Читаем Учение о подобии полностью

После грехопадения, которое, сделав язык посредником, заложило основу множественности языков, до смешения их оставался один лишь шаг. Поскольку люди нарушили чистоту имени, достаточно было только отойти от того созерцания вещей, в котором человек проникается их языком, — чтобы отнять у людей общее основание уже пораженного духа языка. Там, где путаются вещи, должны смешиваться и знаки. К порабощению языка в болтовне присоединяется — как почти неизбывное его последствие — порабощение вещей в шутовстве. В этом отдалении от вещей, которое было порабощением, возник план строительства Вавилонской башни, а с ним и смешение языков.

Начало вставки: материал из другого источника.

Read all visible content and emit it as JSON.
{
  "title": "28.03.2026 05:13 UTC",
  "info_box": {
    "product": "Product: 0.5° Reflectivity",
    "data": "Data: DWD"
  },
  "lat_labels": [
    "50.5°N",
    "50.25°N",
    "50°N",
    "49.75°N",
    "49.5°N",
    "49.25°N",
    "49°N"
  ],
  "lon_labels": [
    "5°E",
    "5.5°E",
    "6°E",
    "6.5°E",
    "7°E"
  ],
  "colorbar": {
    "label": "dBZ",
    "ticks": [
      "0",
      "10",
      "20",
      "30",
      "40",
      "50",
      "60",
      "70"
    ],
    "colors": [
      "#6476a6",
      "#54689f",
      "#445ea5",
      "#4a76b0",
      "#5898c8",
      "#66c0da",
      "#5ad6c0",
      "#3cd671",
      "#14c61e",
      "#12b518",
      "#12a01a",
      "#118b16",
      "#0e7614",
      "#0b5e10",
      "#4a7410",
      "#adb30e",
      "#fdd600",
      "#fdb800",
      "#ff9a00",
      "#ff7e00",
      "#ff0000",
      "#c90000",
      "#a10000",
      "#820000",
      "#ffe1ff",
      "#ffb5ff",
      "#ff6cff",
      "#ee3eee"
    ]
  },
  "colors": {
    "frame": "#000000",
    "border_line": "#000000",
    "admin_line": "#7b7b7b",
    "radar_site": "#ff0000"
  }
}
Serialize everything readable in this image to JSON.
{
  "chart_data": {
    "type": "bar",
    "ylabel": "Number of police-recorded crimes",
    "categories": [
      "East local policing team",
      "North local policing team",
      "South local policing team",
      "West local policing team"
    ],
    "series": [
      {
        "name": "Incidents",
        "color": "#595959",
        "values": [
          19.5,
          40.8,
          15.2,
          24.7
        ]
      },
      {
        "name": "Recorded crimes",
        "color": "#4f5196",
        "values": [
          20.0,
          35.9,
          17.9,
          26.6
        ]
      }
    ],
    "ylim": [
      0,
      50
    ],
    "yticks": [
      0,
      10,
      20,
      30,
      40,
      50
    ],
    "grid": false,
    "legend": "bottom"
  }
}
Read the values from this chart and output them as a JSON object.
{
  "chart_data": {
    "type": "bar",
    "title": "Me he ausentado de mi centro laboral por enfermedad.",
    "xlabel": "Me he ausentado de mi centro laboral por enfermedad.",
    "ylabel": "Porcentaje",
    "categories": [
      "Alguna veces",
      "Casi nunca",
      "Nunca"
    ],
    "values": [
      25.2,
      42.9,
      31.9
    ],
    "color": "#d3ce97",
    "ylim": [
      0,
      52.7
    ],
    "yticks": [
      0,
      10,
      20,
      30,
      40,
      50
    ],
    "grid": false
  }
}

Жизнь человека в чистом духе языка была блаженной. Но природа нема. Впрочем, во второй главе книги Бытия можно отчетливо ощутить, как эта немота, которой человек дал имя, сама стала блаженной, только низшего порядка. У живописца Мюллера Адам говорит о зверях, покидающих его после того, как он дал им имя: «…и узрел благородство, с каким устремлялись они от меня, потому что человек даровал им имя». Но после грехопадения, когда Бог насылает проклятие на землю, облик природы коренным образом меняется. Возникает другая ее немота, которую мы подразумеваем, когда говорим о глубокой скорби природы. Вся природа начнет жаловаться, если ей даровать язык, — такова метафизическая истина. (При этом «даровать язык» значит, разумеется, нечто большее, чем «сделать так, чтобы она смогла говорить».) Это утверждение имеет двойной смысл. Во–первых, оно означает, что она жалуется на сам язык. Безъязычие — вот великое страдание природы (ради искупления природы в ней присутствуют жизнь и язык человека, а не только поэта, как обычно считается). Во–вторых, в нем говорится, что она станет жаловаться. Но жалоба — это самое неопределенное, беспомощное выражение языка, почти все, что в нем есть, — это дуновение чувства; и где бы ни шелестела листва, в шелесте этом слышна жалоба. Природа скорбит, ибо она нема. Обернув эту фразу, мы проникнем еще глубже в сущность природы: она немеет, потому что ее вынуждает к этому скорбь. Во всякой скорби обитает глубочайшая склонность к безъязычию, что бесконечно больше, чем неспособность или нежелание нечто сообщать. Скорбящее чувствует, что целиком и полностью познано непознаваемым. В обретении имени — даже если именующий богоподобен, если он блажен, — всегда, похоже, остается предчувствие скорби. И насколько же сильнее это предчувствие, если обретается имя не в блаженном райском языке имен, а в сотнях человеческих языков, где имя уже поблекло, но в которых, по речению Бога, познаются вещи. У вещей нет имен собственных, кроме как в Боге. Ибо в созидающем слове Бог, конечно, вызвал их к жизни по их собственным именам. Но в языке людей они переименованы. В отношении человеческих языков к языкам вещей есть нечто, приблизительно обозначаемое как «переименование», — как глубочайшая языковая основа всякой скорби и (со стороны вещей) всякого онемения. Переименование как Языкова я сущность скорби указывает на другое замечательное отношение языка — на сверхопределенность, которая господствует в трагическом отношении между языками людей, на них говорящих.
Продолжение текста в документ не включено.